Berlin - Im Prozess um den tödlichen Zusammenstoß eines Polizeiautos mit dem Auto einer jungen Frau in Berlin hat die Staatsanwaltschaft eine Bewährungsstrafe für den angeklagten Hauptkommissar gefordert. Der 53-Jährige sei viel zu schnell unterwegs gewesen und habe deshalb nicht adäquat reagieren können, sagte die Anklägerin in ihrem Plädoyer am Dienstag vor dem Amtsgericht Berlin-Tiergarten. Sie sprach von einer groben Sorgfaltspflichtverletzung und forderte ein Jahr und zwei Monate Haft auf Bewährung. „Er hat diverse Risiken missachtet.“ Die Anklage wegen fahrlässiger Tötung habe sich im Prozess bestätigt.

Der Beamte am Steuer des Polizeiwagens soll im Januar 2018 auf dem Weg zu einem Einsatz in den Wagen einer 21-Jährigen gekracht sein, die einparken wollte. Die junge Frau starb noch an der Unfallstelle in der Nähe des Berliner Alexanderplatzes. Laut Anklage wurde bei der Kollision noch ein Tempo von 93 Stundenkilometern festgestellt, bei der Tunnelausfahrt kurz davor seien es noch 130 gewesen. Der Beamte hat in dem Prozess bislang geschwiegen. Mit einem Urteil wurde noch am Dienstag gerechnet.
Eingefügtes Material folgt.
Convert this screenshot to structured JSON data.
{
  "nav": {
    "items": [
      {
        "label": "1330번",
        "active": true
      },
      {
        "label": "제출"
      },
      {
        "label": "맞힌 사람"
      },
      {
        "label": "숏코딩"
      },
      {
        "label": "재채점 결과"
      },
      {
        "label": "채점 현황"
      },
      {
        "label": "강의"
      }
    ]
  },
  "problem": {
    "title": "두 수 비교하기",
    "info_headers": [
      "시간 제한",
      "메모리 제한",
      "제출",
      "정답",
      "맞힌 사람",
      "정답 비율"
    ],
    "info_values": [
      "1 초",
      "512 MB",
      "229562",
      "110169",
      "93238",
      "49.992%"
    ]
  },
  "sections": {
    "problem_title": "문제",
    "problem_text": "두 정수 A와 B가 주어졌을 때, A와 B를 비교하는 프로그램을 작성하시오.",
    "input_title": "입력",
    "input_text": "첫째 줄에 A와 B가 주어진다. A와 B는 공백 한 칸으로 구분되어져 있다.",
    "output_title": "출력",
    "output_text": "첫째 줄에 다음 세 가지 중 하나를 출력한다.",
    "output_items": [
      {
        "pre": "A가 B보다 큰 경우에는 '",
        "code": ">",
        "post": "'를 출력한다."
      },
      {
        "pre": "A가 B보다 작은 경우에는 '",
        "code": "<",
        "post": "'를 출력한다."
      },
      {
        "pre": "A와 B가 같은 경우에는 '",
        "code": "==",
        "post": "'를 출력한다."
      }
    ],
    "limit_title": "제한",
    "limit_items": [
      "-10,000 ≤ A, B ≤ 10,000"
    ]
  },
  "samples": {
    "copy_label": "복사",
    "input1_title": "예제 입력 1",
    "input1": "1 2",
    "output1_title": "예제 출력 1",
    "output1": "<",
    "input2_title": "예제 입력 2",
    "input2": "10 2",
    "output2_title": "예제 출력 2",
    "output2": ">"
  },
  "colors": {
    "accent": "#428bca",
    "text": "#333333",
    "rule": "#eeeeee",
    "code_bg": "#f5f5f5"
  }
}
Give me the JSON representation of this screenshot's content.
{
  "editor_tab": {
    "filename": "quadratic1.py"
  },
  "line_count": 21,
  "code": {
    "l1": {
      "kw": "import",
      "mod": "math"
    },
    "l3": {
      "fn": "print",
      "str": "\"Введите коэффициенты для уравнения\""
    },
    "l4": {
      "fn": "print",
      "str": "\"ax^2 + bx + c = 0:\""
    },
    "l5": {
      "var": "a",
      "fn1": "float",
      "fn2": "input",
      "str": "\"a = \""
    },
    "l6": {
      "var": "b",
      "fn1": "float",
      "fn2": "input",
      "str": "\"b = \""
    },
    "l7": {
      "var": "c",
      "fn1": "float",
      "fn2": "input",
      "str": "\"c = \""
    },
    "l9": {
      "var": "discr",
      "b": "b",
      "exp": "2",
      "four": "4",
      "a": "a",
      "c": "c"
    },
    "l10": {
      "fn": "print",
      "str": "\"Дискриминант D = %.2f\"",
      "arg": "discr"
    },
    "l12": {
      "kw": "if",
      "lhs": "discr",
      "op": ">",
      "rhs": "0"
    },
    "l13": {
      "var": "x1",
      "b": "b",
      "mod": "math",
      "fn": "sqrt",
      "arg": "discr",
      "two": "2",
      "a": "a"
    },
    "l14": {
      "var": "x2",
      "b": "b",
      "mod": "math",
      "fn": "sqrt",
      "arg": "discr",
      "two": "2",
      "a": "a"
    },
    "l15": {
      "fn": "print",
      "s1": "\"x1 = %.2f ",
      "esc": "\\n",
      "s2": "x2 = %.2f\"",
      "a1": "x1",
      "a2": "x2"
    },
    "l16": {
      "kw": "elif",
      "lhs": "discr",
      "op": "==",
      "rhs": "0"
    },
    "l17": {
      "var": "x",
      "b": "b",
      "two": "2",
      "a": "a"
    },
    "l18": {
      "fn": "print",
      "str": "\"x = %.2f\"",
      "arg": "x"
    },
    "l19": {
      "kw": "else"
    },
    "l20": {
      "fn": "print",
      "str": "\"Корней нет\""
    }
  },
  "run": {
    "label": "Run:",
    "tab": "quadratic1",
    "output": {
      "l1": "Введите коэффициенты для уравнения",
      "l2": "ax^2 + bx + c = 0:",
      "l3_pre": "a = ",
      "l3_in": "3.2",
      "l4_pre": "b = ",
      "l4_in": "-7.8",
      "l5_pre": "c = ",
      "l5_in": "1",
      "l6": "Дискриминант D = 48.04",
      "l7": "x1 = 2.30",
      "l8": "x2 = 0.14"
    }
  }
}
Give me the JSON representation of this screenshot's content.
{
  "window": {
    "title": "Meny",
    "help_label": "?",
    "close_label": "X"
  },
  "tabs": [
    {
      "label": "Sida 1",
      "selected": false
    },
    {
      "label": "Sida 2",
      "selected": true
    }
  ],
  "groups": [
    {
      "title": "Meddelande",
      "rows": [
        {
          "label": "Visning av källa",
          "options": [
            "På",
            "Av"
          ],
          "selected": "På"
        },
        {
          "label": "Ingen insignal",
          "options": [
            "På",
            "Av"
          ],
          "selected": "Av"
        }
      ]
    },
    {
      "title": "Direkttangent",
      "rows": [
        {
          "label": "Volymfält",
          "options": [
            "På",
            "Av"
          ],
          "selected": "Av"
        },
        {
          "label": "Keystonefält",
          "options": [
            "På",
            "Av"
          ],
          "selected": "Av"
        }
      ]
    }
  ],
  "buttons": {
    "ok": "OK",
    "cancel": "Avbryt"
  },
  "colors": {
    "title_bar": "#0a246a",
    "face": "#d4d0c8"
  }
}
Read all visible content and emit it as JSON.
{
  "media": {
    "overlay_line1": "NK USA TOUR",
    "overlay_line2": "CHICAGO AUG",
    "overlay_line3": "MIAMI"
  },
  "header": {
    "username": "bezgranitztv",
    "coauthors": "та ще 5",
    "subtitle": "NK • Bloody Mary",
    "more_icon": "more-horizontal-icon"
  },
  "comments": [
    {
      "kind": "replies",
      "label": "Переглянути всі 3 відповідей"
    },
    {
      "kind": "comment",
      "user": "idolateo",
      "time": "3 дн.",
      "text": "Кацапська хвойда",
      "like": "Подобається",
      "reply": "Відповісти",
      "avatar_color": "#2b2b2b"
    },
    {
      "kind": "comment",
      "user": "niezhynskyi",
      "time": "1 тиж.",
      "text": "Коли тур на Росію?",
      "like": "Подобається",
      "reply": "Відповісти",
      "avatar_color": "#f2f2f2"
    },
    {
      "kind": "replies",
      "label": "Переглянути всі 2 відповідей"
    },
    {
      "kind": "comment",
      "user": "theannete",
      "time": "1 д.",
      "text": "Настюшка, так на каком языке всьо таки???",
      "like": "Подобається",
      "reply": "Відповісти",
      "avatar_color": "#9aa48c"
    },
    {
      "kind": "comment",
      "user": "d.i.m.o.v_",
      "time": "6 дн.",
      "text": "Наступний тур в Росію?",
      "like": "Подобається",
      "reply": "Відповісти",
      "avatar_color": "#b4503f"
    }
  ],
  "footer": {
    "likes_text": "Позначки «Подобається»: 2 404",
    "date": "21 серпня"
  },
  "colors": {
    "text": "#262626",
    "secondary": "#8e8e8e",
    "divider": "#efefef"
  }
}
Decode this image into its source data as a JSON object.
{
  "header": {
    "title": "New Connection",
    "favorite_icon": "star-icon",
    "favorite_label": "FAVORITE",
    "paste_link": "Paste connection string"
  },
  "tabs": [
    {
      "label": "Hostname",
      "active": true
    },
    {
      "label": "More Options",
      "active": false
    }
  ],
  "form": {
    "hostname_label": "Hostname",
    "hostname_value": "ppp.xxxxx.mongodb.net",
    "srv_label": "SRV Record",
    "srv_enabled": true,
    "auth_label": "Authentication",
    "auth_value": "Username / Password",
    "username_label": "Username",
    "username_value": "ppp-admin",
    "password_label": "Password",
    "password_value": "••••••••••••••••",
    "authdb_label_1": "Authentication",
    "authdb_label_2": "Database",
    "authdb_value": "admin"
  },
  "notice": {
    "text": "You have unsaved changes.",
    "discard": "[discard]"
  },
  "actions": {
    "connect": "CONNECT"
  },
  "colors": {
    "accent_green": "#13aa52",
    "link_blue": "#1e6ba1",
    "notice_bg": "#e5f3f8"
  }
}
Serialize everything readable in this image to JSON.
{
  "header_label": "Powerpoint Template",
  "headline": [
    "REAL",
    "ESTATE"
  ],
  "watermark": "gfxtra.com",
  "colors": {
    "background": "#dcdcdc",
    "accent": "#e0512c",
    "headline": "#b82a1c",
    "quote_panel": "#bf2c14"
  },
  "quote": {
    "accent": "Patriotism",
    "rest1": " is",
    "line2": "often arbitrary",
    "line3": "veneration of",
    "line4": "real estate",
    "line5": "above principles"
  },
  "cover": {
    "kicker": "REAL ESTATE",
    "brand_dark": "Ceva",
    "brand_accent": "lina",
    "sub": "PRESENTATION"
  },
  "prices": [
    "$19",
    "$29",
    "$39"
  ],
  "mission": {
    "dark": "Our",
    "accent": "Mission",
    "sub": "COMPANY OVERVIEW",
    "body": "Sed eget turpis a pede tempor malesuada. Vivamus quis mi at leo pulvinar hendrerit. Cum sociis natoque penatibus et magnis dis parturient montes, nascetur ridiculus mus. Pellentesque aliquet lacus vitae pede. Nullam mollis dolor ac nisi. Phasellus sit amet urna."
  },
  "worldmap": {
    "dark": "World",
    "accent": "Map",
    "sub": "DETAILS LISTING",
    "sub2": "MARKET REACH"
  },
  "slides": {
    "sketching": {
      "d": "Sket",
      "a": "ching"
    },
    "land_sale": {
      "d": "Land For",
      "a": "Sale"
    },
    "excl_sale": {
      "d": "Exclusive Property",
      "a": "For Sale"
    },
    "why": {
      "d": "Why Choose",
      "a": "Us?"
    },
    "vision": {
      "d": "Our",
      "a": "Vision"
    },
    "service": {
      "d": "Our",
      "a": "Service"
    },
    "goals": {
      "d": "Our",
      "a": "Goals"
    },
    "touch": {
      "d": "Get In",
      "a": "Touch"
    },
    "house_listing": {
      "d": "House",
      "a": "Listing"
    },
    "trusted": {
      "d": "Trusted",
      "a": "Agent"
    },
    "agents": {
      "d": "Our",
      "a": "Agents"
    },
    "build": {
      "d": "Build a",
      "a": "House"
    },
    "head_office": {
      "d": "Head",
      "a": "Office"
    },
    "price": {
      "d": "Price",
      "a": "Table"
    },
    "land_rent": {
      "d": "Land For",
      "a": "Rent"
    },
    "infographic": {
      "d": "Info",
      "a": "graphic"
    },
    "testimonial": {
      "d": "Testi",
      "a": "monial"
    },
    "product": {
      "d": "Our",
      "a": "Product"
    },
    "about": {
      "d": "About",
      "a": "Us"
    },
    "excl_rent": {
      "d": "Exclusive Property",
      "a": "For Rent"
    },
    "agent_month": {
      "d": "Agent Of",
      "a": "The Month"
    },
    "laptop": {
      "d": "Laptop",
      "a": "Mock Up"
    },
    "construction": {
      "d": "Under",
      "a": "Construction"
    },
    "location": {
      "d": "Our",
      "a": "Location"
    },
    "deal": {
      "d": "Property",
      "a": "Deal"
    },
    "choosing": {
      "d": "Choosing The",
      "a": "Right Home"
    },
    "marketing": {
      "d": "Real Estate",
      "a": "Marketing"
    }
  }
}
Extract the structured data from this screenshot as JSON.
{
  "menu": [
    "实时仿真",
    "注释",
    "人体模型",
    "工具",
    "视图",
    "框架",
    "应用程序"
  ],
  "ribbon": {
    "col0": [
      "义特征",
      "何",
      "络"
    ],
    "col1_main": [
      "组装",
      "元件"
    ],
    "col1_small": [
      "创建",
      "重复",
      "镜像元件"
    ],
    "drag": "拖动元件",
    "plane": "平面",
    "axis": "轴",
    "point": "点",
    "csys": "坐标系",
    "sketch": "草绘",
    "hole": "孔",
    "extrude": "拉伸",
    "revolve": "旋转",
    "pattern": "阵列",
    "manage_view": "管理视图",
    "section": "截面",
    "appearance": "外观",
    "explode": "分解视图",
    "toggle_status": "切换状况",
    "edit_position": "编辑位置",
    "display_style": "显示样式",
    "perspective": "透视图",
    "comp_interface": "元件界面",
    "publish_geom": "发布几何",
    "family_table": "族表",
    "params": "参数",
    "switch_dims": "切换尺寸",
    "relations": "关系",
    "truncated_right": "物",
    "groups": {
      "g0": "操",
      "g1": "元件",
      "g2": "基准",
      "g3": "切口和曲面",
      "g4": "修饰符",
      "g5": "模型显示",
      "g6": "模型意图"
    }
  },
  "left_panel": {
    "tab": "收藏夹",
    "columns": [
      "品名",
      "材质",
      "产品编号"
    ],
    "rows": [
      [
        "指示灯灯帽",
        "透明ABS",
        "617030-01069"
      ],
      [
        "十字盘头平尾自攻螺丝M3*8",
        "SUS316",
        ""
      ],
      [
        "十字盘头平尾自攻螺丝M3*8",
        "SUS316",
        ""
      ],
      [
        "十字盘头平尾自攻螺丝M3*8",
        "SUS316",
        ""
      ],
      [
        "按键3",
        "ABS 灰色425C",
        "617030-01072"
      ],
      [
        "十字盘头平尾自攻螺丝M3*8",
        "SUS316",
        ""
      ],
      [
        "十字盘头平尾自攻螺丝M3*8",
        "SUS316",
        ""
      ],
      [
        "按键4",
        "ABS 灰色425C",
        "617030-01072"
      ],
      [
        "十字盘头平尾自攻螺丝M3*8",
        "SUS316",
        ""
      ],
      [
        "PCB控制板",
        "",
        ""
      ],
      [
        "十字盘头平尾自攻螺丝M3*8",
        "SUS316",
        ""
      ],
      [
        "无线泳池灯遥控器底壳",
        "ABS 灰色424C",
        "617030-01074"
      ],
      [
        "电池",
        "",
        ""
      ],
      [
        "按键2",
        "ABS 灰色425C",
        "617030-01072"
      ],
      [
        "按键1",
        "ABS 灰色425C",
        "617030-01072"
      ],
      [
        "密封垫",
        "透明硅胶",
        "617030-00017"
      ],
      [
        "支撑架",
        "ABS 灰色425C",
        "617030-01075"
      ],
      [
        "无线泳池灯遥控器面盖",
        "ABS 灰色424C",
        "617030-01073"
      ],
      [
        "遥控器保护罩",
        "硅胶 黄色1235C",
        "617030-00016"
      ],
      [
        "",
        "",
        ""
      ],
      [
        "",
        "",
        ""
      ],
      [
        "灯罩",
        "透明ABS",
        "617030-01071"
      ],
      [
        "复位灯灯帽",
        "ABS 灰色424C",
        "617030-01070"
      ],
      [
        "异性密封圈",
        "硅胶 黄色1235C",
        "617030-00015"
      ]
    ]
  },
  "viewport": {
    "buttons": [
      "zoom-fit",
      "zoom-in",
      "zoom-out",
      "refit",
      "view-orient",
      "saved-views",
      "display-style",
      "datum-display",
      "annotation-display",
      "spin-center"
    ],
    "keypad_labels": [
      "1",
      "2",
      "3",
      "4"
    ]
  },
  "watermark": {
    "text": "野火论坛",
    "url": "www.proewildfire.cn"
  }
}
Die tödliche Kollision hatte große Wellen geschlagen. Erst Monate nach Beginn der Ermittlungen war bekannt geworden, dass eine im Krankenhaus genommene Blutprobe des Fahrers Alkohol enthalten haben soll. Es kam der Verdacht auf, dies habe vertuscht werden sollen.

Die Behörden wiesen Vorwürfe zurück, den Fall nicht ausreichend untersucht zu haben. Weil die von der Staatsanwaltschaft beschlagnahmte Patientenakte des Polizisten nicht als Beweismittel verwendet werden durfte, ging es im Prozess nicht um Gefährdung des Straßenverkehrs durch Alkohol.